My cousins and I may soon be arrested! We are looking at a possible four months in an already-crowded Luzira, government spending money on us instead of us spending our money and contributing to national development.
If we don’t go to Luzira, government may fine us 48 currency points. A currency point is Shs 20,000. You see, sometime back, we decided to put to use approximately 30 acres of land in Mawogola after it had been lying idle for a few years.
We directly employ a couple of people on the farm and many others indirectly. Because Mawogola is a distance from Kampala where we live, we keep many people happy every time we drive to Mawogola. As far-fetched as it may sound, we keep the roast gonja guys at Lukaya in business.
This month is actually our first harvest and we have been very excited. That excitement turned into some bit of agony on Monday this week when we learnt that the government is sponsoring a bill in parliament that, if enacted, will require us to be licensed to grow coffee. And if we don’t meet the standards, we go to jail or pay a lot of money in fines.
I have never directly worked in government but I admire their thought processes.
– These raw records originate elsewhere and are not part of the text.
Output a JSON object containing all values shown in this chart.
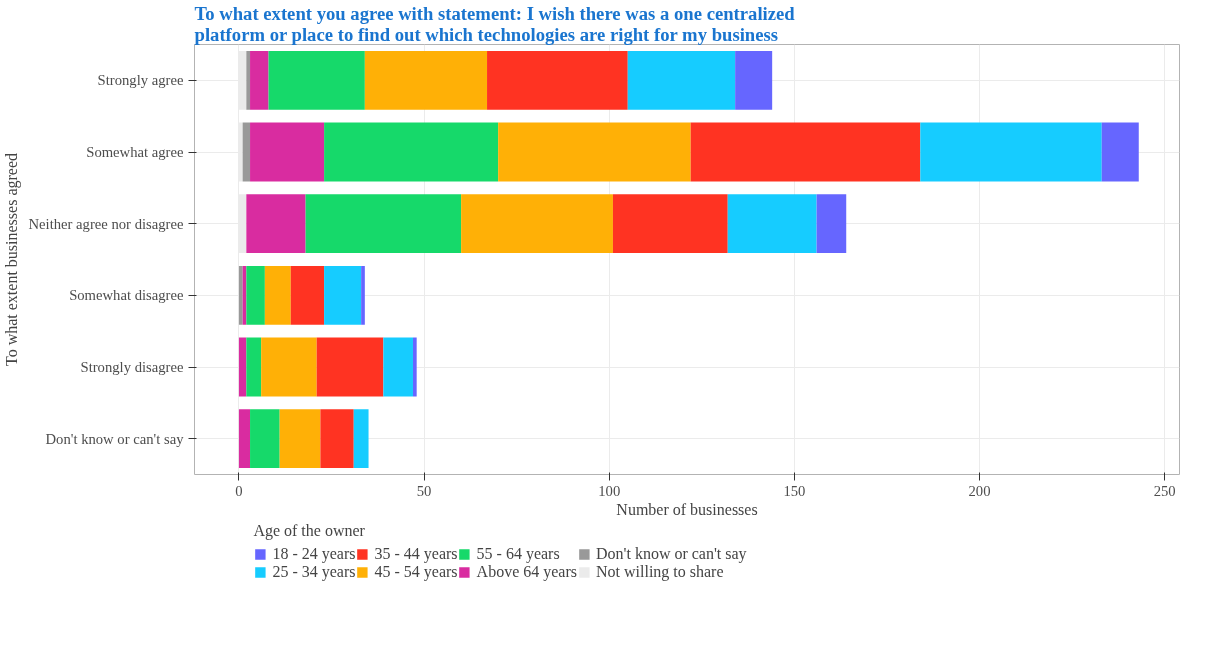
{
  "chart_data": {
    "type": "bar",
    "orientation": "horizontal",
    "stacked": true,
    "title": "To what extent you agree with statement: I wish there was a one centralized\nplatform or place to find out which technologies are right for my business",
    "xlabel": "Number of businesses",
    "ylabel": "To what extent businesses agreed",
    "legend_title": "Age of the owner",
    "categories": [
      "Strongly agree",
      "Somewhat agree",
      "Neither agree nor disagree",
      "Somewhat disagree",
      "Strongly disagree",
      "Don't know or can't say"
    ],
    "series": [
      {
        "name": "Not willing to share",
        "color": "#ebebeb",
        "values": [
          2,
          1,
          2,
          0,
          0,
          0
        ]
      },
      {
        "name": "Don't know or can't say",
        "color": "#999999",
        "values": [
          1,
          2,
          0,
          1,
          0,
          0
        ]
      },
      {
        "name": "Above 64 years",
        "color": "#d92ca0",
        "values": [
          5,
          20,
          16,
          1,
          2,
          3
        ]
      },
      {
        "name": "55 - 64 years",
        "color": "#16d96a",
        "values": [
          26,
          47,
          42,
          5,
          4,
          8
        ]
      },
      {
        "name": "45 - 54 years",
        "color": "#ffb006",
        "values": [
          33,
          52,
          41,
          7,
          15,
          11
        ]
      },
      {
        "name": "35 - 44 years",
        "color": "#ff3322",
        "values": [
          38,
          62,
          31,
          9,
          18,
          9
        ]
      },
      {
        "name": "25 - 34 years",
        "color": "#16ccff",
        "values": [
          29,
          49,
          24,
          10,
          8,
          4
        ]
      },
      {
        "name": "18 - 24 years",
        "color": "#6666ff",
        "values": [
          10,
          10,
          8,
          1,
          1,
          0
        ]
      }
    ],
    "xlim": [
      -12,
      254
    ],
    "xticks": [
      0,
      50,
      100,
      150,
      200,
      250
    ],
    "grid": true,
    "legend": "bottom"
  }
}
Who sits down in some country hotel for a retreat and comes up with such ridiculous bills?
It won’t only be my cousins and I to directly face jail time. My elderly father grows coffee on a number of acres in Buddu. He inherited the coffee farm from his uncle many decades ago and he has maintained it to this day. He actually plans to bequeath this farm to some of his children so that this family tradition is kept.
Yet this is a tradition that my family may lose if the bill becomes law as it is. But, most importantly, my father may not be able to look after himself. Although he was a civil servant at one stage, his pension is not enough to make him live the life he has chosen. Coffee, among other things, keeps him going.
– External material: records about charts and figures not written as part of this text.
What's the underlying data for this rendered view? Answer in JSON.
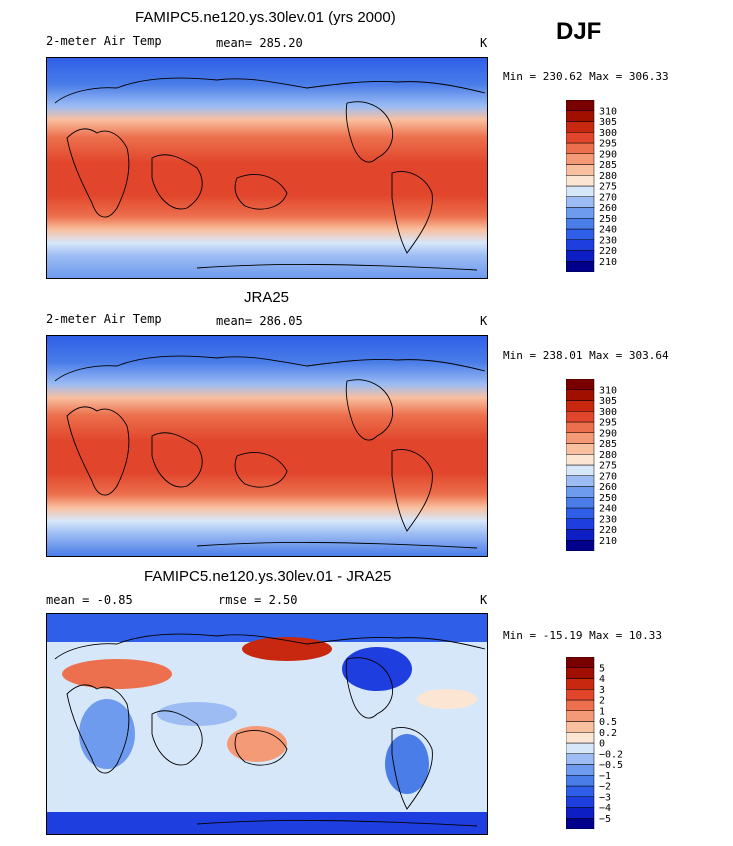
{
  "season": "DJF",
  "chart_data": [
    {
      "type": "heatmap",
      "title": "FAMIPC5.ne120.ys.30lev.01 (yrs 2000)",
      "variable": "2-meter Air Temp",
      "stat1_label": "mean=",
      "stat1_value": "285.20",
      "units": "K",
      "min_label": "Min =",
      "min": "230.62",
      "max_label": "Max =",
      "max": "306.33",
      "levels": [
        "210",
        "220",
        "230",
        "240",
        "250",
        "260",
        "270",
        "275",
        "280",
        "285",
        "290",
        "295",
        "300",
        "305",
        "310"
      ],
      "colors": [
        "#00008c",
        "#0d1ec4",
        "#1e3ee0",
        "#2f5fe8",
        "#4a7de8",
        "#6f9bee",
        "#9cbcf3",
        "#d7e7fa",
        "#fce5d3",
        "#f9c0a0",
        "#f49a76",
        "#ec704d",
        "#e1452b",
        "#c8280f",
        "#a00f00",
        "#7a0000"
      ]
    },
    {
      "type": "heatmap",
      "title": "JRA25",
      "variable": "2-meter Air Temp",
      "stat1_label": "mean=",
      "stat1_value": "286.05",
      "units": "K",
      "min_label": "Min =",
      "min": "238.01",
      "max_label": "Max =",
      "max": "303.64",
      "levels": [
        "210",
        "220",
        "230",
        "240",
        "250",
        "260",
        "270",
        "275",
        "280",
        "285",
        "290",
        "295",
        "300",
        "305",
        "310"
      ],
      "colors": [
        "#00008c",
        "#0d1ec4",
        "#1e3ee0",
        "#2f5fe8",
        "#4a7de8",
        "#6f9bee",
        "#9cbcf3",
        "#d7e7fa",
        "#fce5d3",
        "#f9c0a0",
        "#f49a76",
        "#ec704d",
        "#e1452b",
        "#c8280f",
        "#a00f00",
        "#7a0000"
      ]
    },
    {
      "type": "heatmap",
      "title": "FAMIPC5.ne120.ys.30lev.01 - JRA25",
      "variable": "",
      "stat1_label": "mean =",
      "stat1_value": "-0.85",
      "stat2_label": "rmse =",
      "stat2_value": "2.50",
      "units": "K",
      "min_label": "Min =",
      "min": "-15.19",
      "max_label": "Max =",
      "max": "10.33",
      "levels": [
        "-5",
        "-4",
        "-3",
        "-2",
        "-1",
        "-0.5",
        "-0.2",
        "0",
        "0.2",
        "0.5",
        "1",
        "2",
        "3",
        "4",
        "5"
      ],
      "colors": [
        "#00008c",
        "#0d1ec4",
        "#1e3ee0",
        "#2f5fe8",
        "#4a7de8",
        "#6f9bee",
        "#9cbcf3",
        "#d7e7fa",
        "#fce5d3",
        "#f9c0a0",
        "#f49a76",
        "#ec704d",
        "#e1452b",
        "#c8280f",
        "#a00f00",
        "#7a0000"
      ]
    }
  ]
}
There are two million households in Uganda that are potential inmates in our dilapidated prisons. Assuming that they are about seven people on average in a single household, the new bill is looking at directly affecting 14 million people. If you add people who benefit from the coffee value chain, you are talking about 50 per cent of Uganda’s population or even more.
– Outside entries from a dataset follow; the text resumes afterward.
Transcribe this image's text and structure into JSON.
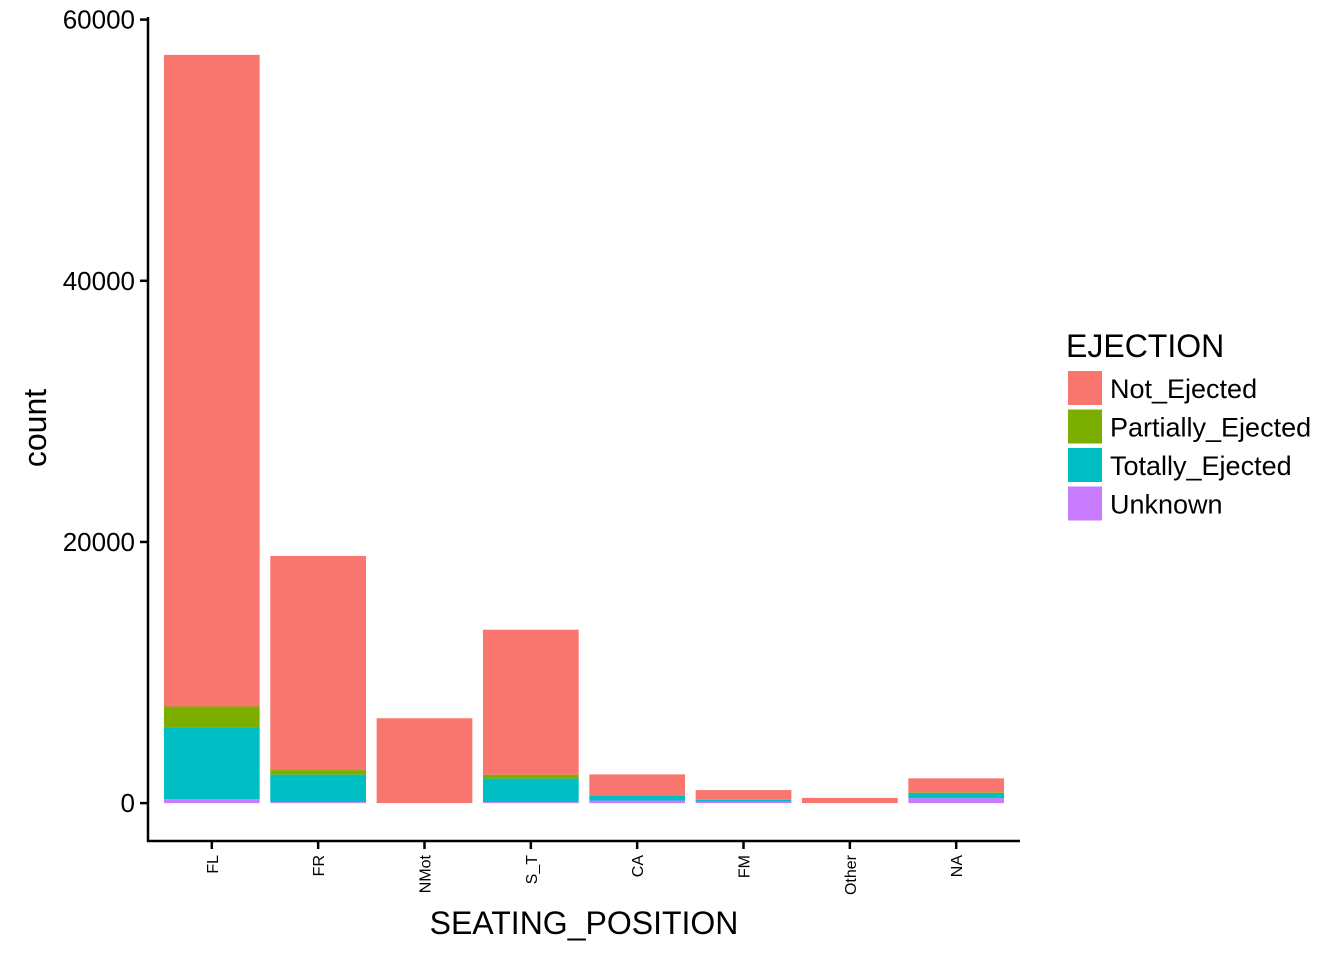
{
  "chart_data": {
    "type": "bar",
    "stacked": true,
    "xlabel": "SEATING_POSITION",
    "ylabel": "count",
    "ylim": [
      -2900,
      60200
    ],
    "y_ticks": [
      0,
      20000,
      40000,
      60000
    ],
    "y_tick_labels": [
      "0",
      "20000",
      "40000",
      "60000"
    ],
    "categories": [
      "FL",
      "FR",
      "NMot",
      "S_T",
      "CA",
      "FM",
      "Other",
      "NA"
    ],
    "series": [
      {
        "name": "Unknown",
        "color": "#C77CFF",
        "values": [
          300,
          80,
          0,
          80,
          200,
          100,
          0,
          380
        ]
      },
      {
        "name": "Totally_Ejected",
        "color": "#00BFC4",
        "values": [
          5500,
          2100,
          0,
          1800,
          350,
          150,
          0,
          400
        ]
      },
      {
        "name": "Partially_Ejected",
        "color": "#7CAE00",
        "values": [
          1600,
          350,
          0,
          300,
          60,
          20,
          0,
          50
        ]
      },
      {
        "name": "Not_Ejected",
        "color": "#F8766D",
        "values": [
          49900,
          16400,
          6500,
          11100,
          1590,
          730,
          400,
          1070
        ]
      }
    ],
    "legend": {
      "title": "EJECTION",
      "position": "right",
      "items": [
        "Not_Ejected",
        "Partially_Ejected",
        "Totally_Ejected",
        "Unknown"
      ]
    },
    "grid": false
  }
}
There are issues in the coffee business, from middlemen who shortchange farmers, fake seedlings and fertilizers, and poor post-harvest handling.
However, they don’t need stringent regulation the bill is seeking to introduce. The bill will simply scare people away from growing coffee. Had this bill been law when we started growing coffee, we would probably have not ventured into it.
Uganda has an ambitious target of exporting 20 million bags of coffee by 2020, which it will obviously not meet. The new bill means that the country will never achieve the target. And let us be honest; the Uganda Coffee Development Authority (UCDA) will not in a million years be able to enforce the law. They will struggle to register farmers, monitor post-harvest handling, and everything in between they are proposing to do. If I were them, I would do the easier part.
The UCDA’s best approach is to ensure that farmers are sensitized to tell a good seedling from a bad one, improve how they handle coffee for better results both in the garden and in the courtyard where the cherries are dried, and work with other agencies to ensure fake fertilizers aren’t on the market. They can, maybe, regulate the processors and exporters. The farmers only need guidance.
There is nobody who starts farming to make losses or even sell poor-quality coffee. There are underlying issues that lead to this that UCDA must address as mentioned earlier. Sensitization and awareness can help the country achieve its target. Threats of imprisonment won’t make our coffee better unless this is a sinister move to get people out of this lucrative sector.
The UCDA should spend its time rooting for coffee growing and proper processing systems. They should be lobbying for affordable coffee loans, insurance, and tax deductions rather than threatening farmers.
The writer is a communication and visibility consultant.